Figure 1: Media sites assessed in Germany (in alphabetical order)
Figure 2: Risk Ratings for German Media Sites
Thirty percent of our sample—including some of Germany’s most followed news sites—are also those with the lowest levels of disinformation risk. This notable group of sites have a very limited number of disinformation flags across the three pillars.
While these strengths are commendable, a majority of German media sites generally lack many of the recommended operational checks and balances, and are shown to have mixed levels of brand trust by their online users.
Strengthening operational and editorial policies could help mitigate the risk of disinformation and increase brand trust.
For example, the majority of domains do not state that their newsrooms are independent from their publishers. Unfortunately, the German Press Code does not require its members to follow such a policy. In contrast to publicly-funded media sites in Germany, privately-owned media outlets in our sample do not always publish information on who owns or funds them.
Policies of this kind have been agreed by journalists as part of the Journalism Trust Initiative standard, a universal framework created by media and journalists for their industry.
Figure 3: Average Pillar Score, by Risk Rating
There are only two maximum-risk sites in our German sample. These two sites generally demonstrate multiple risk flags for all of the three pillars. They tend to use their stories to negatively target specific groups and/or individuals, and have very low levels of brand trust by online users.
The report is the first of its kind done on the German media market. It applies the GDI methodology for assessing disinformation risk in three areas: the reliability of the site’s content, the site’s operational checks and balances, and how informed online readers perceive the overall context of the sites. The assessment was conducted between February and June 2020. Only the top performing sites are named in the report.
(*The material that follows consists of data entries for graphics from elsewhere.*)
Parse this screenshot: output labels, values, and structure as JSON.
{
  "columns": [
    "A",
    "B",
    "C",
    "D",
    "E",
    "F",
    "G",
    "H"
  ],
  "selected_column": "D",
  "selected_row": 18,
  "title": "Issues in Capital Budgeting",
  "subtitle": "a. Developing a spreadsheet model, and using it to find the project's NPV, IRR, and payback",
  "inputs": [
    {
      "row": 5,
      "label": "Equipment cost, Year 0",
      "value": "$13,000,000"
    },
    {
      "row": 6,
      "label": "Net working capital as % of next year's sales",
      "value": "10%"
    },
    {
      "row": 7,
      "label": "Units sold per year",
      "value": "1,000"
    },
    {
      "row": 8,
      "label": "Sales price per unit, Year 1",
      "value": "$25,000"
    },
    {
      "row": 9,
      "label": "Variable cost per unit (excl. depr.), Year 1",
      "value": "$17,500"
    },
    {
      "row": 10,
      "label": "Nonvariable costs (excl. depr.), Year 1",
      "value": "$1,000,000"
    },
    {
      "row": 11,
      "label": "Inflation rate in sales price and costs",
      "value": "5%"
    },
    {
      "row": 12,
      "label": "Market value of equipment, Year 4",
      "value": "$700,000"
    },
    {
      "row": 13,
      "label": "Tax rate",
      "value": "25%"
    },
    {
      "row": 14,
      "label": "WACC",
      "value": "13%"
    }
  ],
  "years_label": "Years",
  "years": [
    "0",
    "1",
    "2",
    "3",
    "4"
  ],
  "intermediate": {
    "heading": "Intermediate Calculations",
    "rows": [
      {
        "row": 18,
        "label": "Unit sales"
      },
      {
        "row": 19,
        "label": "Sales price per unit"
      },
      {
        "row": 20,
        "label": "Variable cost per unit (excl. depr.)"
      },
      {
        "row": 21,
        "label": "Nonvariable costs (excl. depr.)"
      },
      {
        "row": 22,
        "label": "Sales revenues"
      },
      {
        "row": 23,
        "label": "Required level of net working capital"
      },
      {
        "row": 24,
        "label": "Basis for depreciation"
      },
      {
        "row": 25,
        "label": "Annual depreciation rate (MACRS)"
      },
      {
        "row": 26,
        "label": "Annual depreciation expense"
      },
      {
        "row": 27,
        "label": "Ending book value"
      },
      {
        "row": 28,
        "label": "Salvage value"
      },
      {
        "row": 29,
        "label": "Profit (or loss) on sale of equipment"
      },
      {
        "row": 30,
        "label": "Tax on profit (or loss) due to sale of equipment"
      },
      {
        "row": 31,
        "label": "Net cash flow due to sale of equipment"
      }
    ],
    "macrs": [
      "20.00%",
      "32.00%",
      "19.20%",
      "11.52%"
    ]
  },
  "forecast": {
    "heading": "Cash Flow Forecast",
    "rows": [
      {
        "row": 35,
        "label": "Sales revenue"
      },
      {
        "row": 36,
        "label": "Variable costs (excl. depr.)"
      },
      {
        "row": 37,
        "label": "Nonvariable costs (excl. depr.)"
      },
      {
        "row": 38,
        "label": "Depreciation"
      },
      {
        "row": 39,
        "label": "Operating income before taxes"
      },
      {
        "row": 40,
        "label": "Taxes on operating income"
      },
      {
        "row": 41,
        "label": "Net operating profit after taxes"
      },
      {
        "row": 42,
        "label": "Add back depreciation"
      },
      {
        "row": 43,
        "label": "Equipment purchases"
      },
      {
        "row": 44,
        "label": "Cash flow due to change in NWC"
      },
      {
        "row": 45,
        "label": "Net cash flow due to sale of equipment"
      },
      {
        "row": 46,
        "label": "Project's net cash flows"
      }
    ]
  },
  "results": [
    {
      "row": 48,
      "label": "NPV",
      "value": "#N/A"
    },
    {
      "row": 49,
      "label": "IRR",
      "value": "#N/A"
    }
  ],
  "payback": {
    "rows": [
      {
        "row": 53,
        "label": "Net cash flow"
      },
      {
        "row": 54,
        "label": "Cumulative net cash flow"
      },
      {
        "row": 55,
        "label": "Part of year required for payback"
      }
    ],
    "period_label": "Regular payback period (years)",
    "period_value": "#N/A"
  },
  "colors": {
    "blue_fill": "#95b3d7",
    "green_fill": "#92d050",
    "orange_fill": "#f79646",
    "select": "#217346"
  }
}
The overall market risk score across the three pillars for Germany is 59 (see Figure 3). Germany is one of 10 countries which will be assessed in 2020 using this methodology.
The report’s findings serve as a road map to address the risk areas that were found. Suggested measures include:
- Improve the implementation of country-specific journalistic and operational standards recommended by the German Press Code, and expand upon these recommendations by adopting and aligning with the standards set by the Journalism Trust Initiative.
- Ensure that sites consistently publish statements of editorial independence, ownership and funding sources which are easily findable for online users (for instance by adding such information to the ‘Impressum’ page).
- Emphasise the need to publish policies on algorithmically and synthetically generated content as it becomes more widely adopted in German newsrooms.
- Highlight article authorship clearly and consistently by adding bylines and providing background information on authors on individual profile pages.
- Improve and make more visible a site’s correction practices by publishing policies on error corrections and submitting correction requests, in accordance with recommendations by the German Press Council.
GDI looks forward to working with news sites and media bodies in Germany to advance these policies and other actions that will create a bulwark against disinformation risks.